Friday, May 02, 2008

May 2, 2008

Book Asserts Black Reporter Didn’t Kill White Officer in ’81

By JON HURDLE
New York Times

PHILADELPHIA — A book published on Thursday asserts that a black radio journalist convicted of murdering a white Philadelphia police officer more than 26 years ago is not guilty of the crime and that it was actually committed by another man who is now deceased.

The book, “The Framing of Mumia Abu-Jamal,” by J. Patrick O’Connor, asserts that Officer Daniel Faulkner died on Dec. 9, 1981, from shots fired by Kenneth Freeman, a business partner of the brother of the convicted man, Mr.

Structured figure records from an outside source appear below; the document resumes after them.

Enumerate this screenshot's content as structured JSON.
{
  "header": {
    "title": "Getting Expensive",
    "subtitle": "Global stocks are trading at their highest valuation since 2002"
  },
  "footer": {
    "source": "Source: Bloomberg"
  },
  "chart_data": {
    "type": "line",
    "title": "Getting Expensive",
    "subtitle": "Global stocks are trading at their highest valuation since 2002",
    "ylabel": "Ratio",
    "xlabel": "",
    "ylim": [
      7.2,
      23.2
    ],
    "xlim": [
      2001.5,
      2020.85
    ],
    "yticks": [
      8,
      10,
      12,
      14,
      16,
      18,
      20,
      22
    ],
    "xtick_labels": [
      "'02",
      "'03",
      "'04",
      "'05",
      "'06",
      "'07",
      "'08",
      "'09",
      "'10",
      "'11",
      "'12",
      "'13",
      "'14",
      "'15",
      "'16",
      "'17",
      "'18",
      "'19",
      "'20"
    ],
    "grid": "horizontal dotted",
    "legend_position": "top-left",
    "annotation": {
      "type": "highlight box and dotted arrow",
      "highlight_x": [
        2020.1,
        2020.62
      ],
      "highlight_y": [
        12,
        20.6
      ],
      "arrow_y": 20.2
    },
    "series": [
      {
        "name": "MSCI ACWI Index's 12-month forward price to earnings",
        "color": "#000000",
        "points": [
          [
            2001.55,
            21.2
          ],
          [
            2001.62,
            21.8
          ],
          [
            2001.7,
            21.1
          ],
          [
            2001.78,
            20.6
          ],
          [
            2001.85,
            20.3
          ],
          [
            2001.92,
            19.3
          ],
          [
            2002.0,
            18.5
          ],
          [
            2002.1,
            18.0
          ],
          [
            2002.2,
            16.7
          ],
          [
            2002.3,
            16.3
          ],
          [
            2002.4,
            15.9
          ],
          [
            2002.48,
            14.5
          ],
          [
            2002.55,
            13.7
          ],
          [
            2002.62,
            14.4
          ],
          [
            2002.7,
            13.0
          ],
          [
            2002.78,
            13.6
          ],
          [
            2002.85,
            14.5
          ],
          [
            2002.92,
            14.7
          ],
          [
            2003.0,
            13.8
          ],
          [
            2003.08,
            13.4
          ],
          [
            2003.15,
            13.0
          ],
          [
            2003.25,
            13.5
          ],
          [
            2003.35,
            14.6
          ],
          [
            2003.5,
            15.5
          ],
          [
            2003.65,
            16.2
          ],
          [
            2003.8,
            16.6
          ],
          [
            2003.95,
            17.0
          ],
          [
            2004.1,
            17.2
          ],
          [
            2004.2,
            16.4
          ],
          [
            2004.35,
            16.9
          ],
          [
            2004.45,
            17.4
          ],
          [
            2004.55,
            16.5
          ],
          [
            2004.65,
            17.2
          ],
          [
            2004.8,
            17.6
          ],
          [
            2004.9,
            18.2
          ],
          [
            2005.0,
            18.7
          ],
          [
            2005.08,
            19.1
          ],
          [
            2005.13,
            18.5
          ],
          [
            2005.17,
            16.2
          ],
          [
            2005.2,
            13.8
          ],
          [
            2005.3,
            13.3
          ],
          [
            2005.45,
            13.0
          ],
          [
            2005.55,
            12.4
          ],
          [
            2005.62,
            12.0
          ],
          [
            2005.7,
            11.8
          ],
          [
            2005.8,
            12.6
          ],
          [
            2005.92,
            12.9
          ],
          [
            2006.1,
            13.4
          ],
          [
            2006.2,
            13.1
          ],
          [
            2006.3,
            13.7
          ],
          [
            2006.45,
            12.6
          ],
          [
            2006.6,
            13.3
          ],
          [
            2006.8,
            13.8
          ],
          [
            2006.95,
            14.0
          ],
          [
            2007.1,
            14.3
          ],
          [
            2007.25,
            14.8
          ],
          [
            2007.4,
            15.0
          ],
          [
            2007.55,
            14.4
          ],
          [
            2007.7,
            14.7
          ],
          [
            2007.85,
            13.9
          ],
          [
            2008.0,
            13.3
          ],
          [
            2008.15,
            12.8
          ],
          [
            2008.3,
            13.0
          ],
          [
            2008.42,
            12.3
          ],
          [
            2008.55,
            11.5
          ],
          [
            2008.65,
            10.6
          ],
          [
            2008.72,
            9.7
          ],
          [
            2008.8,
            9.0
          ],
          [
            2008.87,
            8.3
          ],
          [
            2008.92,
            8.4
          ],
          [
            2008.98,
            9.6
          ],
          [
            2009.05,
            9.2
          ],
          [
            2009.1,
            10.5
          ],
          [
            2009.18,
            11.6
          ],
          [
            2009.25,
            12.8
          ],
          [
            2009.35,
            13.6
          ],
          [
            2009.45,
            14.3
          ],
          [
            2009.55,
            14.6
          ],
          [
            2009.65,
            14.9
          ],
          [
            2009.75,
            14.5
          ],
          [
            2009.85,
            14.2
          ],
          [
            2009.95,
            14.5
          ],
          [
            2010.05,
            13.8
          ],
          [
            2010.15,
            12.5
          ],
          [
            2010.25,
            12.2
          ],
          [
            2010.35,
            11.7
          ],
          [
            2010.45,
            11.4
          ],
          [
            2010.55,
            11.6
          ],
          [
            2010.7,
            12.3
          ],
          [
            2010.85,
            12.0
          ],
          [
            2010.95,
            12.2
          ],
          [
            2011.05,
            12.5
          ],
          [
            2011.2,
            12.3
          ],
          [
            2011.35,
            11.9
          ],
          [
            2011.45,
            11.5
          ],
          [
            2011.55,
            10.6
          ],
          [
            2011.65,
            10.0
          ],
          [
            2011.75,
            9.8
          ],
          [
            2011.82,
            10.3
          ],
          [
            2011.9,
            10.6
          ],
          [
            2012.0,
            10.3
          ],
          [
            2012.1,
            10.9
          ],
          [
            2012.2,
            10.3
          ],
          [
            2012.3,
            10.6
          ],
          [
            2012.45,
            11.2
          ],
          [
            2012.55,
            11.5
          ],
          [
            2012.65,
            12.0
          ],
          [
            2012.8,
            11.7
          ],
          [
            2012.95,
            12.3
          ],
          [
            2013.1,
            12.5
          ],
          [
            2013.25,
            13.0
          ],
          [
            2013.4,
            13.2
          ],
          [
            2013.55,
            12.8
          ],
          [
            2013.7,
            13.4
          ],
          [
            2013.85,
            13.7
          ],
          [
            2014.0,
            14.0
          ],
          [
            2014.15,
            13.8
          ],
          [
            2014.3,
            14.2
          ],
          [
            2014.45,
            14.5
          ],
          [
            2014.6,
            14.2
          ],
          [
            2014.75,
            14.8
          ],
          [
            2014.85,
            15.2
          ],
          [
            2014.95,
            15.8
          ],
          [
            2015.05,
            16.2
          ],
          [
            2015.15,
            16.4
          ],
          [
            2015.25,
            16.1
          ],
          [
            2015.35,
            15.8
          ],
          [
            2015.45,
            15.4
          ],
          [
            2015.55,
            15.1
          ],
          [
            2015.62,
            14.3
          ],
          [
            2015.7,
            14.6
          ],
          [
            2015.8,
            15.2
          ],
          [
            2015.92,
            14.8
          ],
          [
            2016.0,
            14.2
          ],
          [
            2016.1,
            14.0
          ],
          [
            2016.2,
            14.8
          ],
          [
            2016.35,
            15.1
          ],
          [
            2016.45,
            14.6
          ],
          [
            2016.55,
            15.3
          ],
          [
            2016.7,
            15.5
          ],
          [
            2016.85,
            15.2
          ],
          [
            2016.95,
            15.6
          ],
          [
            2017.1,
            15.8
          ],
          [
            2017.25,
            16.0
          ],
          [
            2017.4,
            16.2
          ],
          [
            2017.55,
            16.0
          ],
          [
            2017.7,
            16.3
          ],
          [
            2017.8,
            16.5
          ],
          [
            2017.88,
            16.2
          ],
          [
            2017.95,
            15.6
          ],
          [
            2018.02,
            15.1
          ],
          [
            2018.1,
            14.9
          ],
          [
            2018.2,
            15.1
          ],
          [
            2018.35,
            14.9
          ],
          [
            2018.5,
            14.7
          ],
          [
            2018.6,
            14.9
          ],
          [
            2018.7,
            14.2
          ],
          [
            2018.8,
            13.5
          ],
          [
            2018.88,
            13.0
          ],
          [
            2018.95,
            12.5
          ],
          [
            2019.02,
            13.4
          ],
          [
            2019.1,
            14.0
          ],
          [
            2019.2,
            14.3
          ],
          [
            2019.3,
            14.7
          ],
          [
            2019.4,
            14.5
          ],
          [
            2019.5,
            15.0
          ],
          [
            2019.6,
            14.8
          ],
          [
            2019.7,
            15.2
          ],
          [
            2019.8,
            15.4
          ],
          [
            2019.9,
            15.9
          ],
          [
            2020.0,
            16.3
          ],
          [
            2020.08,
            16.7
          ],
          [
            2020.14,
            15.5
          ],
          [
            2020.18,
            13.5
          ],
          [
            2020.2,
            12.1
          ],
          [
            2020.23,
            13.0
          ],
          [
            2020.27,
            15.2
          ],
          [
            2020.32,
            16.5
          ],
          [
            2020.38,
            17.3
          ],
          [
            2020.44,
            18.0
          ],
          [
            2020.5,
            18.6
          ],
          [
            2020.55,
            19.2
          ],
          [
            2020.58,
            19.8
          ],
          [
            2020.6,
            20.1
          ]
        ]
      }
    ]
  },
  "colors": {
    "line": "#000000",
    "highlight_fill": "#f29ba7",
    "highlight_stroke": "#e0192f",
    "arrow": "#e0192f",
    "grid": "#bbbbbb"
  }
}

Abu-Jamal, who has been on death row for 25 years for a crime he says he did not commit.

The book, published by Chicago Review Press, is the latest to cast doubt on the conviction, which critics have said was tainted by racism, police corruption and judicial bias, turning Mr. Abu-Jamal into a cause célèbre for death penalty opponents.

“Abu-Jamal’s trial was a monumental miscarriage of justice,” Mr. O’Connor writes, “representing an extreme case of prosecutorial abuse and judicial bias.”

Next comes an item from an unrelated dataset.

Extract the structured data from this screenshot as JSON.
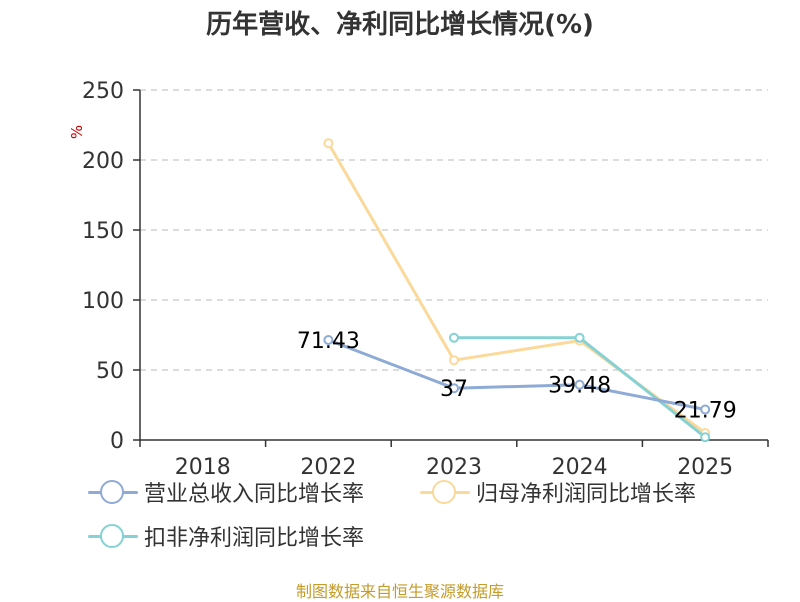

The police charged Mr. Abu-Jamal with the murder, the book says, because he had antagonized them as a Black Panther and as a radio reporter.

Hugh Burns, chief of the appeals division in the Philadelphia District Attorney’s Office, which prosecuted the case in 1982, dismissed the new accusations, saying, “There is zero credible evidence Freeman was involved.”

Mr. Burns also rejected the book’s assertion that two key prosecution witnesses had changed their stories after inducements from prosecutors determined to prove their case.

In March, the Third Circuit Court of Appeals upheld Mr. Abu-Jamal’s conviction but said his sentence might be reviewed.